SAN FRANCISCO (Reuters) - Snap Inc's <SNAP.N>'s share price fell 3.4 percent on Thursday and was in danger of falling below its initial public offering price, highlighting investors' loss of confidence in the social media company that faces fierce competition from Facebook.

Shares of the owner of Snapchat - a mobile app that allows users to capture video and pictures that self-destruct after a few seconds - traded at $17.30, just above the $17-price in its March initial public offering that was the hottest U.S. technology listing in years.

The stock traded as high as $29.44 in the days immediately after its market debut but has since declined. Thursday's price was the lowest since the IPO.

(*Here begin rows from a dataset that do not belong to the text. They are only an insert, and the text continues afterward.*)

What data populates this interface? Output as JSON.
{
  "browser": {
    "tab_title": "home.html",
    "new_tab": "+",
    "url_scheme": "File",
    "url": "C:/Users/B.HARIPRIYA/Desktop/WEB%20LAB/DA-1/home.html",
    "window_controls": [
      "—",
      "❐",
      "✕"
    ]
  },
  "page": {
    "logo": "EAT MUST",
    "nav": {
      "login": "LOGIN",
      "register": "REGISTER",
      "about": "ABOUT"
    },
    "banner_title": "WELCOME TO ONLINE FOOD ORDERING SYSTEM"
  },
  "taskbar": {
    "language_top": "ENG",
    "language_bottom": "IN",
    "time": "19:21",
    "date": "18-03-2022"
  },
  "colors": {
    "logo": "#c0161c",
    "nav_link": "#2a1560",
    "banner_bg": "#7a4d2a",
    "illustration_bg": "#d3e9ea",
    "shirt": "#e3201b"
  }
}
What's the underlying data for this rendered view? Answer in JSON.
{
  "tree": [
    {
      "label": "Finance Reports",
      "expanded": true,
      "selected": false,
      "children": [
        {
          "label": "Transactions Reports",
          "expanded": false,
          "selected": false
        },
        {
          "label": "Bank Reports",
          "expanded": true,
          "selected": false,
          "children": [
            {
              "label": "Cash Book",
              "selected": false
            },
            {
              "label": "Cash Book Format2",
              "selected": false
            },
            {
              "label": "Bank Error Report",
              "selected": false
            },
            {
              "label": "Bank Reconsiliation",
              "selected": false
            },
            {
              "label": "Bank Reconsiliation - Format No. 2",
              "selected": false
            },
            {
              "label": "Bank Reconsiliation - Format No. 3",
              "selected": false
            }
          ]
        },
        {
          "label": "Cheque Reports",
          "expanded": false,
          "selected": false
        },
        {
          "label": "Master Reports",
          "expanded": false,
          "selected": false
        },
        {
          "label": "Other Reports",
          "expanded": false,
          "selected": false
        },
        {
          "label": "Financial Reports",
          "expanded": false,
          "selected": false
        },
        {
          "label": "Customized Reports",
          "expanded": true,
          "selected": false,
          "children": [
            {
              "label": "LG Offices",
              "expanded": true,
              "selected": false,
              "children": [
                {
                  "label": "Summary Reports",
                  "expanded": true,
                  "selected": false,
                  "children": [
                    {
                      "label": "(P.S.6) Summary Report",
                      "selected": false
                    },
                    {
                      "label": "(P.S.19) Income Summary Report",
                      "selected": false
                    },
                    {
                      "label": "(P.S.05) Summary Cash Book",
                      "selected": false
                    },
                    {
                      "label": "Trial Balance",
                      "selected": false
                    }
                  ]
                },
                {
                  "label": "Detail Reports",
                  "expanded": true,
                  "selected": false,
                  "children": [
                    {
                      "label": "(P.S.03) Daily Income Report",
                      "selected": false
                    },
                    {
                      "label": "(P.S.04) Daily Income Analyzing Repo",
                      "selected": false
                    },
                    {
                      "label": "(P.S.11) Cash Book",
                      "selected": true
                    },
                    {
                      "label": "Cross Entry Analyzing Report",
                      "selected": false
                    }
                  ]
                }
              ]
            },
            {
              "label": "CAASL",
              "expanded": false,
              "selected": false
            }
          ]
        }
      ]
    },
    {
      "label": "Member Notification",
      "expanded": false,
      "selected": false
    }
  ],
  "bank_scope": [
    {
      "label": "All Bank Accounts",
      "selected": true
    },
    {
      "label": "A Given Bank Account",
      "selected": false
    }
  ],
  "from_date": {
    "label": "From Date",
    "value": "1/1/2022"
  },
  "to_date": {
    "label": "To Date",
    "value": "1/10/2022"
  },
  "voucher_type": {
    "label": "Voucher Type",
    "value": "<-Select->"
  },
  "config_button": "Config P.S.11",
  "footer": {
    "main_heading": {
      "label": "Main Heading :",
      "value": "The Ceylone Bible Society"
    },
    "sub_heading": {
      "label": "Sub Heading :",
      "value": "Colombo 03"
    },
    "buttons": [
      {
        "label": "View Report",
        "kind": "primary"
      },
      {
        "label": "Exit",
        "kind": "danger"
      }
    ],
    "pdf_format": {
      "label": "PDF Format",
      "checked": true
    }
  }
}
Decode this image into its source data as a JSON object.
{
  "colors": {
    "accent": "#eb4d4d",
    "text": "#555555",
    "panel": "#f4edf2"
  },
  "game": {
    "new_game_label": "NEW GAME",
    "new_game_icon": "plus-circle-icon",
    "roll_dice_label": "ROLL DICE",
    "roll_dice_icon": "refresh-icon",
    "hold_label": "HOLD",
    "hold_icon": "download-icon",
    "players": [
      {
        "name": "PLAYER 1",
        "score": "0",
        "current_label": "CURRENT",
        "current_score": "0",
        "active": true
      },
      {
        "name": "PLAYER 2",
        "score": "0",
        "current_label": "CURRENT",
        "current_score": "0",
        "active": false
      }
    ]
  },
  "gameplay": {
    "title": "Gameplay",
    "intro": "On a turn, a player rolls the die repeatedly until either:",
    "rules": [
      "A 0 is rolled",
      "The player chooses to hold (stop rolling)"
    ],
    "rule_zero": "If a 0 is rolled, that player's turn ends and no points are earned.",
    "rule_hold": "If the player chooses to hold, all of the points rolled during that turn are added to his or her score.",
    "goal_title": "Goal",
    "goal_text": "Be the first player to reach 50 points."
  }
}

Snapchat is popular among people under 30 who enjoy applying bunny faces and vomiting rainbows onto their selfies, but many on Wall Street are critical of its high valuation, slowing user growth and lack of profitability. Snap has warned it may never become profitable.

Those worries increased after Snap's first quarterly report in May showed declining revenue expansion, disappointing investors who had hoped the company would surprise them with big numbers.

Dipping below an IPO price is seen on Wall Street as a setback to be avoided by chief executives and their underwriters, but it is not uncommon for Silicon Valley companies whose market listings have been massively hyped to investors.

Alibaba <BABA.N> ducked below its IPO price 233 days after its stock market debut while Facebook <FB.O> dipped below its IPO price in its second day of trading. Facebook is now up nearly 300 percent from its IPO.

On June 5, one of the underwriters in Snap's IPO, JPMorgan, cut its price target on the stock by $2 to $18. Underwriters Deutsche Bank and Barclays cut their price targets in May.

Adding to potential pressure on Snap, some insiders in the company's IPO will be free to sell their shares at the end of July, increasing the supply available to short sellers.